Rolando Villazón in Lyon
July 2011 in Articles
Among his many other non-singing pursuits, Rolando Villazón has become the latest active singer to try his hand at opera directing, which must be one of the only professions in the world these days for which no qualification other than a recognizable name is required. His choice of Massenet’s Werther—or opera de lyon’s choice of him—was interesting because he is still scheduled to sing the title role at Covent Garden next month. The first night on January 24 attracted unusual Europe-wide press attention, some of it sympathetic, some rather more sceptical.
By recent singer-turned-director standards, Villazón’s Werther is by no means a shameful piece of work, although he was badly let down by his designers (or by their budget). François Séguin’s flimsy sets and Thibault Vancraenenbroek’s garishly colour-coded period-ish costumes evoked none of the subtle poetry of Massenet’s score, which was ably if not entirely idiomatically conducted by Leopold Hager. Villazón’s early career as a member of Daniel Barenboim’s Deutsche Staatsoper in Berlin was evidenced in a couple of jarring Regietheater tics. Although he played the action more-or-less straight, he couldn’t resist introducing a quartet of clowns who, like the Harlequinade in Ariadne auf Naxos, were almost omnipresent and rarely welcome. Coincidentally, it seemed, they sang the roles of Johann (Nabil Suliman), Schmidt (Jean-Paul Fouchécourt), Kätchen (Marie-Laure Cloarec) and Bruhlmann (Gregory Escolin). Werther and Charlotte were saddled with child-doppelgängers—yes, that old 1980s chestnut—neither of whom added much to the action.

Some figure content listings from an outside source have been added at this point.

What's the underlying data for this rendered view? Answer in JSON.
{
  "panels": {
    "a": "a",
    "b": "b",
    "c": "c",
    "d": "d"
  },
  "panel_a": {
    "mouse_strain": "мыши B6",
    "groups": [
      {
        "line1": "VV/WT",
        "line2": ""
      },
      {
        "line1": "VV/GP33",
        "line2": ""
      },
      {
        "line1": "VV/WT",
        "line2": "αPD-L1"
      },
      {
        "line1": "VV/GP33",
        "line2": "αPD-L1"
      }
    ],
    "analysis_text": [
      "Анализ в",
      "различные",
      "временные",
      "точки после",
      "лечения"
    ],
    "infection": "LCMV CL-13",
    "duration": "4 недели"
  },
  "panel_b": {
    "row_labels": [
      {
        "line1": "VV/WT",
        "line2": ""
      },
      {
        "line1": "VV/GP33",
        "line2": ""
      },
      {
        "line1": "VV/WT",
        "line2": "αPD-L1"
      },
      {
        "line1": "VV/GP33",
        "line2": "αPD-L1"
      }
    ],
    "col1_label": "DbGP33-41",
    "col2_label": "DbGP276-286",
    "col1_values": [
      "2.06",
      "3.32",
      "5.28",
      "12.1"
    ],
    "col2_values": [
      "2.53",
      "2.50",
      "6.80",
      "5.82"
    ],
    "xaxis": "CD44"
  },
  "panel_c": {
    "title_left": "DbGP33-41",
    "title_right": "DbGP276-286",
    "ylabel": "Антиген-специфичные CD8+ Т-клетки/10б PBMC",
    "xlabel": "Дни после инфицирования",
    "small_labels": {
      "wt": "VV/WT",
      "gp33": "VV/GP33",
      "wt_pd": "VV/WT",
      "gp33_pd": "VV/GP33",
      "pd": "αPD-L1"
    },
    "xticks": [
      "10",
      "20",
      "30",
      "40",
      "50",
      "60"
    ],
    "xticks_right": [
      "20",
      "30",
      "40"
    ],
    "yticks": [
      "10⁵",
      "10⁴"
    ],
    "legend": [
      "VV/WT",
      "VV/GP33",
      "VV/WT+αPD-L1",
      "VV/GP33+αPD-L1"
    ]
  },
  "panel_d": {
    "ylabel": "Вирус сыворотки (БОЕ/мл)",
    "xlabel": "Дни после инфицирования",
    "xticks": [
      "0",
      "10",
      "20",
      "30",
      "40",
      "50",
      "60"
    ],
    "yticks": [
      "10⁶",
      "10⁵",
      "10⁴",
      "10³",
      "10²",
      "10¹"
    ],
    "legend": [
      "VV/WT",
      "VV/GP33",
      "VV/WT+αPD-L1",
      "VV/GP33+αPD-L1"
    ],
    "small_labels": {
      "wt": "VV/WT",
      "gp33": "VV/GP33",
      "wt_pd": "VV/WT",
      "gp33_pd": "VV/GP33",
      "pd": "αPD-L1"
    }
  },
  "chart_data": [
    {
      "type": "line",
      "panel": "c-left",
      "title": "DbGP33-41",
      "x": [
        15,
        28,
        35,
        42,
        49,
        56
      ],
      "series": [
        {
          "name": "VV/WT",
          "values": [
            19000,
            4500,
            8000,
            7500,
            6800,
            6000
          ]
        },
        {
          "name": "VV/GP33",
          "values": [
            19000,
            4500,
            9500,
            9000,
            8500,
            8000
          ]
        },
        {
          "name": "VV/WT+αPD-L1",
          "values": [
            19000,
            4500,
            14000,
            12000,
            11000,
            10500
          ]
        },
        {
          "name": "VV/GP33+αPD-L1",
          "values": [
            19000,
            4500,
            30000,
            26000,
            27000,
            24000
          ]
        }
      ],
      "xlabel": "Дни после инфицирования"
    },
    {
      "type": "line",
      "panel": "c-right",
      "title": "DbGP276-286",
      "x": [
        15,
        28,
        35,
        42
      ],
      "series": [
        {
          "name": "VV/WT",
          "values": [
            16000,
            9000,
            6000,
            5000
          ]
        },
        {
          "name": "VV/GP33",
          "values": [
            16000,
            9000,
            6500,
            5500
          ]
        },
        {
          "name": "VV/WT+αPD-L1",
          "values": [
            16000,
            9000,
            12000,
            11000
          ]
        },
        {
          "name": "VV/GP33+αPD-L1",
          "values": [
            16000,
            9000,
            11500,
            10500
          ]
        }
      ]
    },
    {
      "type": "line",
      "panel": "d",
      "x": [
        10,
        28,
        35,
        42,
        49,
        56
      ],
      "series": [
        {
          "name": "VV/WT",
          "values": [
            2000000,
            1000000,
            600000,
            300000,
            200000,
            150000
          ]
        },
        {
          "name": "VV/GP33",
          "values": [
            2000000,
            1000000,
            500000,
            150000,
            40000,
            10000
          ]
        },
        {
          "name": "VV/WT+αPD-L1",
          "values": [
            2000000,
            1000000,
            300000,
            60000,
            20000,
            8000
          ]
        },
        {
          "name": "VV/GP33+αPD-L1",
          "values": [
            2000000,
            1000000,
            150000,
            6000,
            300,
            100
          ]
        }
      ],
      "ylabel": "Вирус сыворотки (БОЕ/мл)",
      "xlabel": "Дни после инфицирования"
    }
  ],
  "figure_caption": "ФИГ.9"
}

At least Villazón (with help from his assistant, Didier Kersten) was able to draw plausible dramatic performances. Arturo Chacón-Cruz, Villazón’s younger compatriot and another Domingo protégé, lacks the confidence Villazón displayed in his debut as Werther six years ago. Under pressure his intonation suffered, and he sounded tired towards the end, but the basic sound of his tenor—lighter, brighter than Villazón’s—is hugely appealing: plangent, Italianate, impassioned. He was at a slight disadvantage among an all-francophone supporting cast, who sang with clarity and verve: a rare pleasure indeed. They included Karine Deshayes’s idiomatic, light-voiced Charlotte, Anne-Catherine Gillet’s skittish Sophie and Alain Vernhes’s classic Bailli (which he sings at the ROH in May). If only there were a young, native French-speaking Werther to match them.